As with any new Sacha Baron Cohen joint, the release of Borat Subsequent Movie Film has prompted a lawsuit against the comedian and his latest venture into satire and on-camera tom foolery. Though you may expect the suit to have been filed by former Mayor Rudy Giuliani (who appears in the film in a controversial situation), the legal complaint comes from the surviving family of Judith Dim Evans, a Holocaust survivor that appears in the film and whom the entire feature is dedicated to as she passed away before its release. Speaking with WSB-TV Atlanta, Evans’ daughter Michelle Dim St. Pierre alleges that the film’s producers tricked her mother into appearing in the movie by masking what the movie actually was and even alleging they forged her signature on the release form.
“My mother is a person that would never be participating in this and would never play the game if she would know what it was about. She was an incredible woman and very intelligent,” St. Pierre said. “But this is bigger than my mom. I do think I’m fighting here not only for my mom, but for the entire Jewish community, particularly the Holocaust survivors.”
Those that have seen the movie know that the sequence featuring Evans serves as a moving moment for the titular Borat as he learns about the hardships of the Jewish communities and that the atrocities of the holocaust were real and did happen. It marks a major change for the “Kazakh journalist” who has routinely mocked Jewish people with extreme hyperbole while mostly using these jokes it to target anti-semitic sentiments. That said, Evans’ estate alleges that she was duped by the interview and thought she was participating in a serious documentary about the holocaust.
“She told me what happened, and I tried to convince her that I’m sure everything’s okay. I told her I don’t believe anyone in the world would put the Holocaust and comedy together. It’s unheard of.”
To perhaps complicate this matter, Deadline reports that Dim Evans was “clued in on the gag after it was shot” and that footage of this explanation exists.
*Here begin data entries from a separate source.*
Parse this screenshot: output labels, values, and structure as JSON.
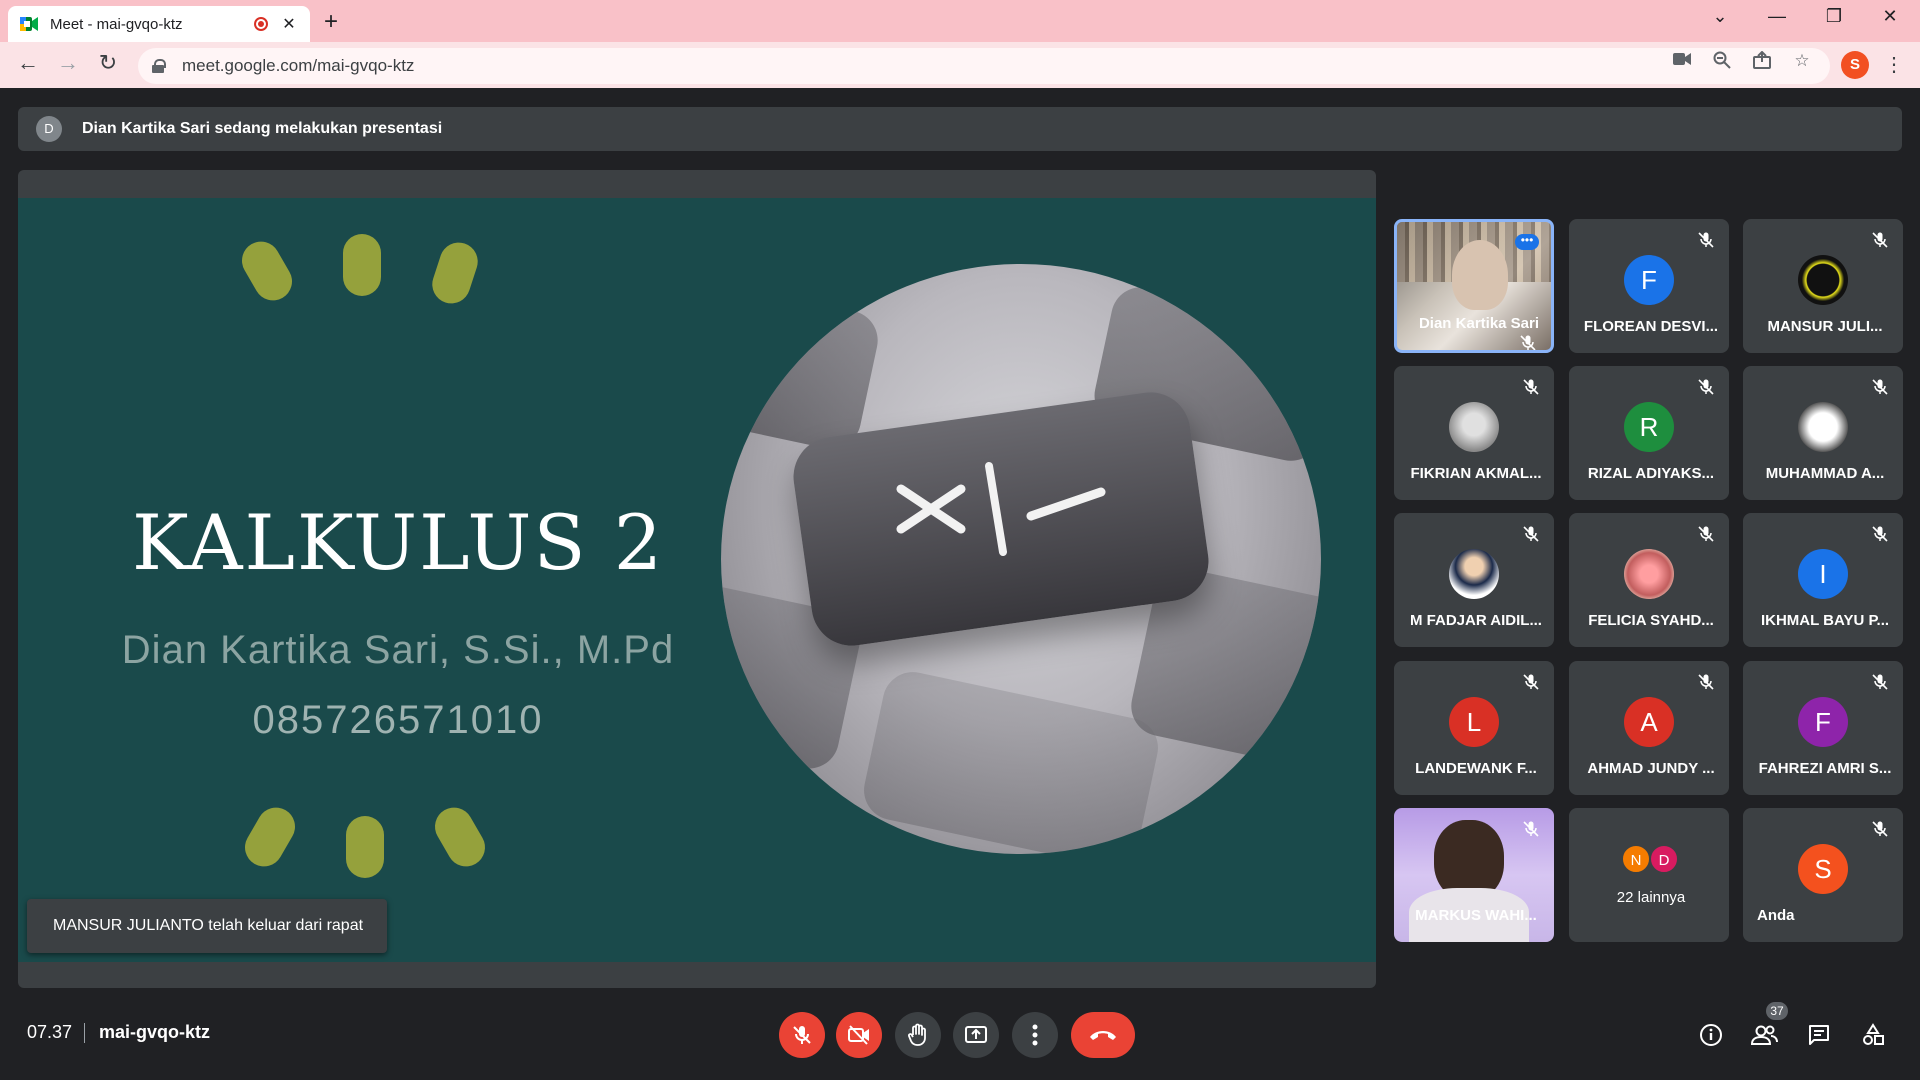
{
  "browser": {
    "tab_title": "Meet - mai-gvqo-ktz",
    "url": "meet.google.com/mai-gvqo-ktz",
    "profile_initial": "S"
  },
  "banner": {
    "avatar_initial": "D",
    "text": "Dian Kartika Sari sedang melakukan presentasi"
  },
  "slide": {
    "title": "KALKULUS 2",
    "presenter": "Dian Kartika Sari, S.Si., M.Pd",
    "phone": "085726571010"
  },
  "toast": "MANSUR JULIANTO telah keluar dari rapat",
  "participants": [
    {
      "name": "Dian Kartika Sari",
      "type": "video"
    },
    {
      "name": "FLOREAN DESVI...",
      "initial": "F",
      "color": "#1a73e8"
    },
    {
      "name": "MANSUR JULI...",
      "type": "image"
    },
    {
      "name": "FIKRIAN AKMAL...",
      "type": "image"
    },
    {
      "name": "RIZAL ADIYAKS...",
      "initial": "R",
      "color": "#1e8e3e"
    },
    {
      "name": "MUHAMMAD A...",
      "type": "image"
    },
    {
      "name": "M FADJAR AIDIL...",
      "type": "image"
    },
    {
      "name": "FELICIA SYAHD...",
      "type": "image"
    },
    {
      "name": "IKHMAL BAYU P...",
      "initial": "I",
      "color": "#1a73e8"
    },
    {
      "name": "LANDEWANK F...",
      "initial": "L",
      "color": "#d93025"
    },
    {
      "name": "AHMAD JUNDY ...",
      "initial": "A",
      "color": "#d93025"
    },
    {
      "name": "FAHREZI AMRI S...",
      "initial": "F",
      "color": "#8e24aa"
    },
    {
      "name": "MARKUS WAHI...",
      "type": "video"
    },
    {
      "name": "22 lainnya",
      "initials": [
        "N",
        "D"
      ]
    },
    {
      "name": "Anda",
      "initial": "S",
      "color": "#f4511e"
    }
  ],
  "bottom": {
    "time": "07.37",
    "meeting_code": "mai-gvqo-ktz",
    "people_count": "37"
  }
}
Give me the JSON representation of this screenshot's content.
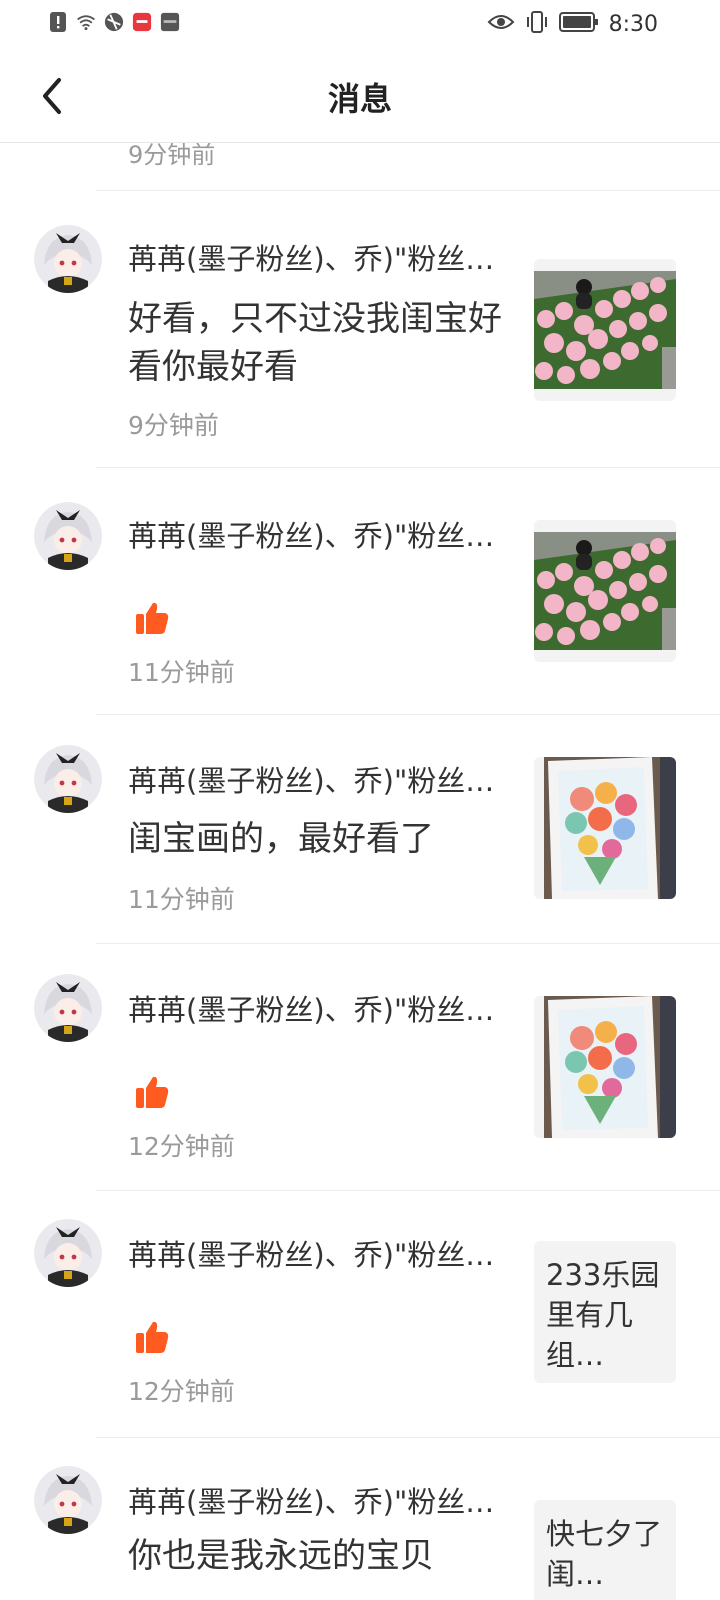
{
  "status_bar": {
    "time": "8:30",
    "left_icons": [
      "alert-icon",
      "wifi-icon",
      "app-icon",
      "mi-app-icon",
      "hms-icon"
    ],
    "right_icons": [
      "eye-icon",
      "vibrate-icon",
      "battery-icon"
    ]
  },
  "header": {
    "title": "消息",
    "back_icon": "chevron-left-icon"
  },
  "previous_item_tail": "9分钟前",
  "messages": [
    {
      "name": "苒苒(墨子粉丝)、乔)\"粉丝…",
      "text": "好看，只不过没我闺宝好看你最好看",
      "time": "9分钟前",
      "thumb_type": "image",
      "thumb_desc": "rose-field-photo"
    },
    {
      "name": "苒苒(墨子粉丝)、乔)\"粉丝…",
      "text": "",
      "like": true,
      "time": "11分钟前",
      "thumb_type": "image",
      "thumb_desc": "rose-field-photo"
    },
    {
      "name": "苒苒(墨子粉丝)、乔)\"粉丝…",
      "text": "闺宝画的，最好看了",
      "time": "11分钟前",
      "thumb_type": "image",
      "thumb_desc": "flower-painting-photo"
    },
    {
      "name": "苒苒(墨子粉丝)、乔)\"粉丝…",
      "text": "",
      "like": true,
      "time": "12分钟前",
      "thumb_type": "image",
      "thumb_desc": "flower-painting-photo"
    },
    {
      "name": "苒苒(墨子粉丝)、乔)\"粉丝…",
      "text": "",
      "like": true,
      "time": "12分钟前",
      "thumb_type": "text",
      "thumb_text": "233乐园里有几组…"
    },
    {
      "name": "苒苒(墨子粉丝)、乔)\"粉丝…",
      "text": "你也是我永远的宝贝",
      "time": "",
      "thumb_type": "text",
      "thumb_text": "快七夕了闺…"
    }
  ],
  "colors": {
    "accent_like": "#ff5a1f",
    "time_gray": "#9a9a9a",
    "divider": "#ececec"
  }
}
The trade further notes that Cohen had a member of the production inform Evans that not only is Cohen Jewish but that he was “playing an ignorant character as a means of Holocaust education, by featuring a Holocaust survivor who ends up challenging the anti-Semite by charmingly telling her own story.” A special feature on Amazon Prime Video can also be accessed in the film featuring Evans recounting her family’s story in World War II.
This lawsuit may not go away quickly though as St. Pierre alleges that the signature on the release form reportedly signed by her mother is not hers and could be a forgery. She also didn’t appreciate the film’s dedication to her late mother.
“It makes me feel worse,” she added. “When you dedicate any intellectual property, it’s insinuated that you have a relationship with the person you dedicate and that you both like each other. That’s not the case.”
Borat Subsequent Moviefilm is now streaming on Amazon Prime.